Along with non-repudiation, observability(* is one of those often overlooked design goals, and while stakeholders can buy into ensuring non-repudiation you can expect keen resistance to you ambitions for observability.

*) A note about linking to the Wikipedia definition – normally, such articles discuss IT related definitions, but in this case the definition is related to mathematics. However, that definition fits really well nonetheless: ‘… observability is a measure of how well internal states of a system can be inferred from knowledge of its external outputs’.

The challenge is two-fold:

  • Observability in itself doesn’t s directly support the day-to-day business, so it’s difficult to convince SMEs, BAs and PMs that it’s worthwhile.
  • Achieving observability requires a lot of extra coding, and supporting technologies, all of which increases the development time and costs as well as the long-term cost of ownership.

So, why even bother? Because without measurability no one will know how the solutions holds up with regards to capacity and performance once it’s in production.

Instead, hitting the capacity and performance ceiling leads to breakdowns that are costly to recover from.

Establishing good observability enables the solution’s product owner to analyze metrics, spotting trends that reveal future problems, which can then be addressed well before the solution breaks down.

Maintaining uninterrupted operation outweighs the cost of adding observability to the design.

Luckily, observability also contributes to improved testability and operability, which can reduce development time, and time spent on normal operation, lowering the cost of ownership.

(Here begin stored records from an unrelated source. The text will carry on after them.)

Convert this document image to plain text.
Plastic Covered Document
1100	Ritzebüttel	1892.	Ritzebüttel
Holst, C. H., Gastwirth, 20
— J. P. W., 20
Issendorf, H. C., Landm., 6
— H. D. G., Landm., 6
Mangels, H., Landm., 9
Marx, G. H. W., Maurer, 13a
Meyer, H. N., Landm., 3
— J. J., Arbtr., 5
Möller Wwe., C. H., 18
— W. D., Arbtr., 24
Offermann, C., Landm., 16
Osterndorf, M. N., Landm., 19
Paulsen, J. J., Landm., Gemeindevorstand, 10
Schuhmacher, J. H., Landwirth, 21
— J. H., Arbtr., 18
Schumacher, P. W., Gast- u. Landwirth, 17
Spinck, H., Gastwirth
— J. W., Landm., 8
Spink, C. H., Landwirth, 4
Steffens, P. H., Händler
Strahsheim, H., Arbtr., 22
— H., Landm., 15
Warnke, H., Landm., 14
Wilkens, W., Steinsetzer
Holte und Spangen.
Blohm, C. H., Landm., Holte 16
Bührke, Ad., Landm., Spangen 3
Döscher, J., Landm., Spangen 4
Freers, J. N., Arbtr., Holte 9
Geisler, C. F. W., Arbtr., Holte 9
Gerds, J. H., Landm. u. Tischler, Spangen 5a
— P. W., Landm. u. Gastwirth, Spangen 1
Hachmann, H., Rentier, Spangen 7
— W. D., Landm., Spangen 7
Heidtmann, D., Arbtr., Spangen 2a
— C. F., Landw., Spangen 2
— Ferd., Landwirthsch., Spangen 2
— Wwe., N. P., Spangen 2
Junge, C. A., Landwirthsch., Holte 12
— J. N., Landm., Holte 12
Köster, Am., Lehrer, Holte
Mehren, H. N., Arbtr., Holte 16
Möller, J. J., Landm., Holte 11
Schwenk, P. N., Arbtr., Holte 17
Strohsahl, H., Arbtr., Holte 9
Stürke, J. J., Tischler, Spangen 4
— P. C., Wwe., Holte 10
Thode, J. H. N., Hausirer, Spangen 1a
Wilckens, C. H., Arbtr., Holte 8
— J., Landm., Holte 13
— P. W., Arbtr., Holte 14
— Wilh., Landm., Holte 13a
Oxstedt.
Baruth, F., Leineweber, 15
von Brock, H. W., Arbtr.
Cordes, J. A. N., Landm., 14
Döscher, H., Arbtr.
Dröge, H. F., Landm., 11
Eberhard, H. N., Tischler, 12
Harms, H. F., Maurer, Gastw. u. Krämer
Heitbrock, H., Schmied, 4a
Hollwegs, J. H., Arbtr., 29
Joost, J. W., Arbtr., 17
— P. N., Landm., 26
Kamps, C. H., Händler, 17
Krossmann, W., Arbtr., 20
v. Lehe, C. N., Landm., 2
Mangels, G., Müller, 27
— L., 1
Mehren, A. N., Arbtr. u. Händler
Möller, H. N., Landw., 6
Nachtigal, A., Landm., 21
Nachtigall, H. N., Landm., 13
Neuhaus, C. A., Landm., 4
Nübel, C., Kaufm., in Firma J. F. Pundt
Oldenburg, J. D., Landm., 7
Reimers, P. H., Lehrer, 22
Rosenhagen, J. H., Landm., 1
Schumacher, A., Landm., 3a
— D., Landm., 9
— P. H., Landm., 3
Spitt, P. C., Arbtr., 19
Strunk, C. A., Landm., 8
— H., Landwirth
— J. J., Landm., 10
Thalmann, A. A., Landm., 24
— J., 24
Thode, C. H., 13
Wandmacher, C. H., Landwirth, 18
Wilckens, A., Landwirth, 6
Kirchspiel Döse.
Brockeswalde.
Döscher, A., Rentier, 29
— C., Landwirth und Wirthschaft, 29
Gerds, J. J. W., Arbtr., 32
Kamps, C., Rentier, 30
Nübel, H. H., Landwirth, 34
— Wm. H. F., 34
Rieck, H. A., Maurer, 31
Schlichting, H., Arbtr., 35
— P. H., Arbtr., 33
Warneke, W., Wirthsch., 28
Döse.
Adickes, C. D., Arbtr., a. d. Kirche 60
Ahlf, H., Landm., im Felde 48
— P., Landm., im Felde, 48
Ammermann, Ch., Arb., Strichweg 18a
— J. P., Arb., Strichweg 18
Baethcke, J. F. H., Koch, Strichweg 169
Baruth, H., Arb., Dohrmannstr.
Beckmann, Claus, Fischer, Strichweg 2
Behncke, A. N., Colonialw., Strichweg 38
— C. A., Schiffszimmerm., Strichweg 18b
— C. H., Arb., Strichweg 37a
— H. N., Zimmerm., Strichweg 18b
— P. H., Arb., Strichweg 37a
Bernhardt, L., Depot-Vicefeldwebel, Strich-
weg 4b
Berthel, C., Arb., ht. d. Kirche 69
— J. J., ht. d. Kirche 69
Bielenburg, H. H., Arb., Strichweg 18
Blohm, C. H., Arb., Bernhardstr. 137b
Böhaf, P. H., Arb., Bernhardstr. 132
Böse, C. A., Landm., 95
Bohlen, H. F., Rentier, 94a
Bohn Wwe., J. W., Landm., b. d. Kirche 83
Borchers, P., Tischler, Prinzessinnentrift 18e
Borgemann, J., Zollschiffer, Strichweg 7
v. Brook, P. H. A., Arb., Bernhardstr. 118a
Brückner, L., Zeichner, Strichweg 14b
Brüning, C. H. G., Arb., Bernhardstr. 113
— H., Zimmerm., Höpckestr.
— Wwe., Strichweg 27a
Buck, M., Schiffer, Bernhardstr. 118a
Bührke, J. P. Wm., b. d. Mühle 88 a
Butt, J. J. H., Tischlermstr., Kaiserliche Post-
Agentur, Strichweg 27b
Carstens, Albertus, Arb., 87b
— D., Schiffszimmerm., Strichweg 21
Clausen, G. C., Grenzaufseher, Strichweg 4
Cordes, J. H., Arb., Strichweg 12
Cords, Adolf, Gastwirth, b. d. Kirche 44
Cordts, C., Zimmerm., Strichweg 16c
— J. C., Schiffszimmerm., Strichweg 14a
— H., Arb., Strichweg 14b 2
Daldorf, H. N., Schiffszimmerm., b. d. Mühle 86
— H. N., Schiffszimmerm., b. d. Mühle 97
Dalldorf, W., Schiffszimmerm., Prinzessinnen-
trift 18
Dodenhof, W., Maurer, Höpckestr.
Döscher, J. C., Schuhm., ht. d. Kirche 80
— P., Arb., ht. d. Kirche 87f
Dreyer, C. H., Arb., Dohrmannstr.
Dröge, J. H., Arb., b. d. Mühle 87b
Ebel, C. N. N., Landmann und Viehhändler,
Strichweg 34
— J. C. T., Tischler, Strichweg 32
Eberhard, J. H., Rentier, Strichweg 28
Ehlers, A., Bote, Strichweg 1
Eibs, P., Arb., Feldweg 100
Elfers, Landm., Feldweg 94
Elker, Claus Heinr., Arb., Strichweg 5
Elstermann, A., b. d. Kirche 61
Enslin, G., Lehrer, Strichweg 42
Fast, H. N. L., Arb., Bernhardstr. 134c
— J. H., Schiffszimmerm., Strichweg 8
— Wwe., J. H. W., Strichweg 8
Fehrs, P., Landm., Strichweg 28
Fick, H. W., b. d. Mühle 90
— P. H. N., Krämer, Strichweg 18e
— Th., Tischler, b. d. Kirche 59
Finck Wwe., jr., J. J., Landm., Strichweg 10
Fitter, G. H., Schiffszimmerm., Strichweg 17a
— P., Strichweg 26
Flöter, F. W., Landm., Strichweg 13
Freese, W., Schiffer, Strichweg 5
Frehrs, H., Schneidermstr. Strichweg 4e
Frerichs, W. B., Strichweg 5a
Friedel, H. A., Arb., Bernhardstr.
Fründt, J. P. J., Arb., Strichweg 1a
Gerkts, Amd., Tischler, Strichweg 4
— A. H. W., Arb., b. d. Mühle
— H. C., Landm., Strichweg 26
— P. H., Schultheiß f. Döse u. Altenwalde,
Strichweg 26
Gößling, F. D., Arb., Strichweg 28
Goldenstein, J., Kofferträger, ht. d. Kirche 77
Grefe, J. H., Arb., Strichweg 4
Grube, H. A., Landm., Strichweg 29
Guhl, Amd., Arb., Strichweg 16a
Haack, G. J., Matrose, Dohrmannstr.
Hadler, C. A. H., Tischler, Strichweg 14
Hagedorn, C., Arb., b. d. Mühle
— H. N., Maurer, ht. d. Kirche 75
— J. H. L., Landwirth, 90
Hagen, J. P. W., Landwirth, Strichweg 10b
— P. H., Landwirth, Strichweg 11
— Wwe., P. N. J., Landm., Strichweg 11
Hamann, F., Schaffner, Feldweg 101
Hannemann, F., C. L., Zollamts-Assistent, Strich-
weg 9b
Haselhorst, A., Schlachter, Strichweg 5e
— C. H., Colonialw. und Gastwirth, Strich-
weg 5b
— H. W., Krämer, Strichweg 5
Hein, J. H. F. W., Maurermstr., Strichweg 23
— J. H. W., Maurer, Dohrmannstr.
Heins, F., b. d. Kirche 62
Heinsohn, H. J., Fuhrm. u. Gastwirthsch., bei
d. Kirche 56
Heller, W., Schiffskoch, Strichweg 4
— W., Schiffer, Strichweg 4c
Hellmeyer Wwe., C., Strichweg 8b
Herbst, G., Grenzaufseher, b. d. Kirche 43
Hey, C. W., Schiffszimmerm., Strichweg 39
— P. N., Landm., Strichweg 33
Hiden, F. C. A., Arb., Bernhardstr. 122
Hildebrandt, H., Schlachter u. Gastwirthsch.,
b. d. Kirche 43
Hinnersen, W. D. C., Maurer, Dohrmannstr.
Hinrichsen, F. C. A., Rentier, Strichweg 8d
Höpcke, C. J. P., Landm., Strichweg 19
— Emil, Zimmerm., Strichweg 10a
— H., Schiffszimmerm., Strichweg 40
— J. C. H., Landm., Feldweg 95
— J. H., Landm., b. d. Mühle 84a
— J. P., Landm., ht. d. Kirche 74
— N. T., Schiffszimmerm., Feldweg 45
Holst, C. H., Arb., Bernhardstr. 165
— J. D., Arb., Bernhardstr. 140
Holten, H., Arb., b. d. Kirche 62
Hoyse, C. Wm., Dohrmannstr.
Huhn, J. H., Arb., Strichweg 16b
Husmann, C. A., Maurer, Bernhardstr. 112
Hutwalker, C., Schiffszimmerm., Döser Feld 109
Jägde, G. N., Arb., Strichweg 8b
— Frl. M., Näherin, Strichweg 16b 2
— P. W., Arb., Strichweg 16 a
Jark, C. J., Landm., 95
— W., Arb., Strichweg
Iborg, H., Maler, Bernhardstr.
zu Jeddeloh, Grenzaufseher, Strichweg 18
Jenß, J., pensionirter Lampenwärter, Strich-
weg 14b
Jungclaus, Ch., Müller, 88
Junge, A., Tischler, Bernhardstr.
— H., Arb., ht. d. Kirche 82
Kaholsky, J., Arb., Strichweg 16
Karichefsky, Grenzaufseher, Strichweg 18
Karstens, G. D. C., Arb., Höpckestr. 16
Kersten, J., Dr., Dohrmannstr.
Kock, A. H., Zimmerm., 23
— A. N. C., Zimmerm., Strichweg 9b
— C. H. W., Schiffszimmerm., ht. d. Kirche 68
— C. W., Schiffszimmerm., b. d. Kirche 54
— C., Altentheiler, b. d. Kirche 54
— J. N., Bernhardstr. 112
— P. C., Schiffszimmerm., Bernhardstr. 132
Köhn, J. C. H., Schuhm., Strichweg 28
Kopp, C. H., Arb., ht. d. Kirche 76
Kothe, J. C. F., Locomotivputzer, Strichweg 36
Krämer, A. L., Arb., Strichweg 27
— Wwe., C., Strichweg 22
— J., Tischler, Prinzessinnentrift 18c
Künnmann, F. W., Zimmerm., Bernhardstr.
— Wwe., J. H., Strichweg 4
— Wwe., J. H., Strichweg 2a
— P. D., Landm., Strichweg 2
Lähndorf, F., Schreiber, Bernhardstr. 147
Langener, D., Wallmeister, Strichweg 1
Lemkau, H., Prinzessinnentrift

Server monitoring tools only scratches the surface, and relying on raw logging data is complex and requires maintenance when log records change structure due to code changes in maintenance releases.

The only way to achieve real meaningful observability is to build in code that records the start and stop times of all activities, and write them as metrics to a database for later analysis.

Using this technique you are able to match the metrics against your capacity and performance goals.

I recommend that you create a list of metrics with the following columns:

MetricDescription
CreateCustomerOuter metric measuring the time it takes to validate a client system request, and queue up the request for asynchronous backend processing.
CreateCustomerProcessOuter metric measuring the time it takes to create a customer.
PublishInner metric measuring the time it takes to call the standard publisher service.
I distinguish between outer and inner metrics. Outer metrics encompass the entire service body. Inner metrics are used to measure calls made to other services or subsystems that aren’t emitting their own metrics.

To ensure that some metrics are generated even during inactivity, scheduled heartbeats can be generated to activate the system at regular intervals.

The live stream of metrics emitted by the active parts of your system can also be used to set up a live dashboard that gives SMEs insights into the current activity in and health of the solution.